Dans le dernier chapitre, intitulé « L’esprit dans la machine », P. Bertucci s’appuie sur trois cas tous plus ou moins liés à la Société des arts : le bureau typographique de Louis Dumas en 1728, l’usage de machines dans les leçons de physique expérimentale de l’abbé Nollet à partir du milieu des années 1730, les automates conçus par Jacques Vaucanson à partir de la fin des années 1730, puis les tours à soie qu’il élabore après sa désignation comme inspecteur des manufactures en 1741. Dans ses projets manufacturiers, Vaucanson veut libérer l’industrie de la soie du travail des fileurs en les remplaçant par des machines plus fiables et moins rebelles. Ce cas, déjà étudié par Philippe Minard dans La fortune du colbertisme, est intéressant par la lecture qu’en donne Condorcet lorsqu’en 1782, il qualifie Vaucanson de « mécanicien », et non d’inventeur ou d’artiste. P. Bertucci voit là le signe de l’échec du projet porté par la Société des arts de réhausser socialement le groupe des artistes, mais on pourrait aussi y lire, a contrario, une marque de la dignité nouvelle des arts mécaniques.

L’ouvrage impressionne par l’intelligence de sa construction, par la qualité et l’habileté de la mise en récit, par la clarté de son écriture et par la multiplicité des rapprochements et des interprétations. Il s’agit d’une importante étude d’histoire des techniques même, si l’on regrette que l’autrice ait adopté une approche étroitement culturelle qui l’empêche de saisir certains problèmes d’histoire économique et sociale et de dialoguer davantage avec les autres sciences sociales.

Les (auto-)représentations des artistes mobilisées dans ce livre sont produites par des philosophes, des savants et des artistes, trois groupes que l’on pourrait qualifier de « bavards » parce qu’ils ont en partage (et sont définis par) l’usage public de la parole. À l’inverse, les artisans et le monde des corporations sont maintenus hors-champ, alors que les intégrer sous la forme d’un contre-champ aurait permis de mieux comprendre ce qui se joue, socialement et économiquement, dans cette tentative de promotion de la figure de l’artiste. Le recours à la notion de boundary-work, empruntée ici aux science studies plus qu’à la sociologie d’Andrew Abbott, est de ce point de vue révélateur, l’autrice étudiant essentiellement le travail de démarcation culturelle dans le rapport aux savants, et beaucoup moins face aux communautés artisanales. Si une figure sociale n’est assurément pas une catégorie sociale, elle est néanmoins tributaire d’enjeux sociaux à restituer.
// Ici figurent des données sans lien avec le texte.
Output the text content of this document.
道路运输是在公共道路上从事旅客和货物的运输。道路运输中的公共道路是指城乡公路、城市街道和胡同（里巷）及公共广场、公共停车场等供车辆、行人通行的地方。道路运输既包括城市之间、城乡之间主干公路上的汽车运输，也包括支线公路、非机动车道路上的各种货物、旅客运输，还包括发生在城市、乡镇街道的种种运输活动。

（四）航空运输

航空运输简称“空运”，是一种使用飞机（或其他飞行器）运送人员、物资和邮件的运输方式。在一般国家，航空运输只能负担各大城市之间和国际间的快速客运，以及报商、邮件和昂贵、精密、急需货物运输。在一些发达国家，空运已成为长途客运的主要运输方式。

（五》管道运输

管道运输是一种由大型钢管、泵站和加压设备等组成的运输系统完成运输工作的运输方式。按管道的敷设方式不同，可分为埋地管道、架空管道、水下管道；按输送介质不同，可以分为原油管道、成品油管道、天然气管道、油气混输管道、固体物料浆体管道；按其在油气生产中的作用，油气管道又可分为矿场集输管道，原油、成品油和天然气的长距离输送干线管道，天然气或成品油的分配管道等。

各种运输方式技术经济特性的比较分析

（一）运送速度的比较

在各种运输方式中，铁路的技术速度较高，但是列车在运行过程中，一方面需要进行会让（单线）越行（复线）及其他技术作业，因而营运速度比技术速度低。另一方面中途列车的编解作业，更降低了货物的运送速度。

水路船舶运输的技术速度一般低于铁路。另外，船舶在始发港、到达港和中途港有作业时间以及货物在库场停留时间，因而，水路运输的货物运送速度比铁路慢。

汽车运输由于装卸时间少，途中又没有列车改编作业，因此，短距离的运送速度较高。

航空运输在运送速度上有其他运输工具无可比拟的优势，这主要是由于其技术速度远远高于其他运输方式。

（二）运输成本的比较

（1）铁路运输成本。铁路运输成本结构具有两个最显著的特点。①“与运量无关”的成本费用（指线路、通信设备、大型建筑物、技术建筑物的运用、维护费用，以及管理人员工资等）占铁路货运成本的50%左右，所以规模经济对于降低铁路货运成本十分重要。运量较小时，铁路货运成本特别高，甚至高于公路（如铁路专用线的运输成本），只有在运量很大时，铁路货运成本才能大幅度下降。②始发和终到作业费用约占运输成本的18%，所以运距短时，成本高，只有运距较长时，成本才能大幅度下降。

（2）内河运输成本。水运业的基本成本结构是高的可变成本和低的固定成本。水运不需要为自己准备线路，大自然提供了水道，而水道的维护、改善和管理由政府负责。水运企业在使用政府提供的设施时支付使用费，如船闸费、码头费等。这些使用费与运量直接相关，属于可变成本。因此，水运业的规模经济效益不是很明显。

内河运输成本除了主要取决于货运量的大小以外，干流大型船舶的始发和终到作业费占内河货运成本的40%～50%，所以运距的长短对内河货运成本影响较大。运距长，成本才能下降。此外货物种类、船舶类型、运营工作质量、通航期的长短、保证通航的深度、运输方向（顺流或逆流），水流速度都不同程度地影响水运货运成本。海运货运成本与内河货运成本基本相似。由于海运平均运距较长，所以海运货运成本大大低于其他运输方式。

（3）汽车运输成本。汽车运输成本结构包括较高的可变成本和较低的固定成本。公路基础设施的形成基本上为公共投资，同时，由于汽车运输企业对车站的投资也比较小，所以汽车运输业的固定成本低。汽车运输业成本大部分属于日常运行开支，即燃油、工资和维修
Qui sont ces artistes, d’où viennent-ils et où vont-ils ?

Plusieurs questions viennent au fil de la lecture de l’ouvrage, par exemple : selon quelles logiques des arts a priori aussi différents que l’anatomie et l’horlogerie sont-ils rassemblés dans la Société des arts ? La construction de la figure de l’artiste n’est-elle pas aussi une réponse au mépris des arts mécaniques par les corporations marchandes qui inventent, selon Matthieu Marraud, « une nouvelle barrière dérogeante », creusant la distinction entre commerce et artisanatFootnote 3 ? Comment la définition du « bien public » par l’expertise technique devient-elle un enjeu de luttes entre les savants et les artistes qui s’en prévalent ? Les appels au Bureau du commerce et les projets manufacturiers ne sont-ils pas d’abord des ressources politiques et institutionnelles mobilisées par les artistes pour s’extraire de l’organisation corporatiste des métiers ? Ces interrogations montrent que cet ouvrage très stimulant sur la persona de l’artiste au cours de la première moitié du siècle des Lumières invite au dialogue.

References

1 Irène Passeron, « La Société des arts, espace provisoire de reformulation des rapports entre théories scientifiques et pratiques instrumentales », in É. Brian et C. Demeulenaere-Douyère (dir.), Règlement, usages et science dans la France de l’absolutisme, Paris, Tec & Doc, 2002, p. 109‑132.

2 Pascal Dubourg Glatigny et Hélène Vérin (dir.), Réduire en art. La technologie de la Renaissance aux Lumières, Paris, Éd. de la MSH, 2008.

3 Mathieu Marraud, Le pouvoir marchand : corps et corporatisme à Paris sous l’Ancien Régime, Seyssel, Champ Vallon, 2021, chap. vi.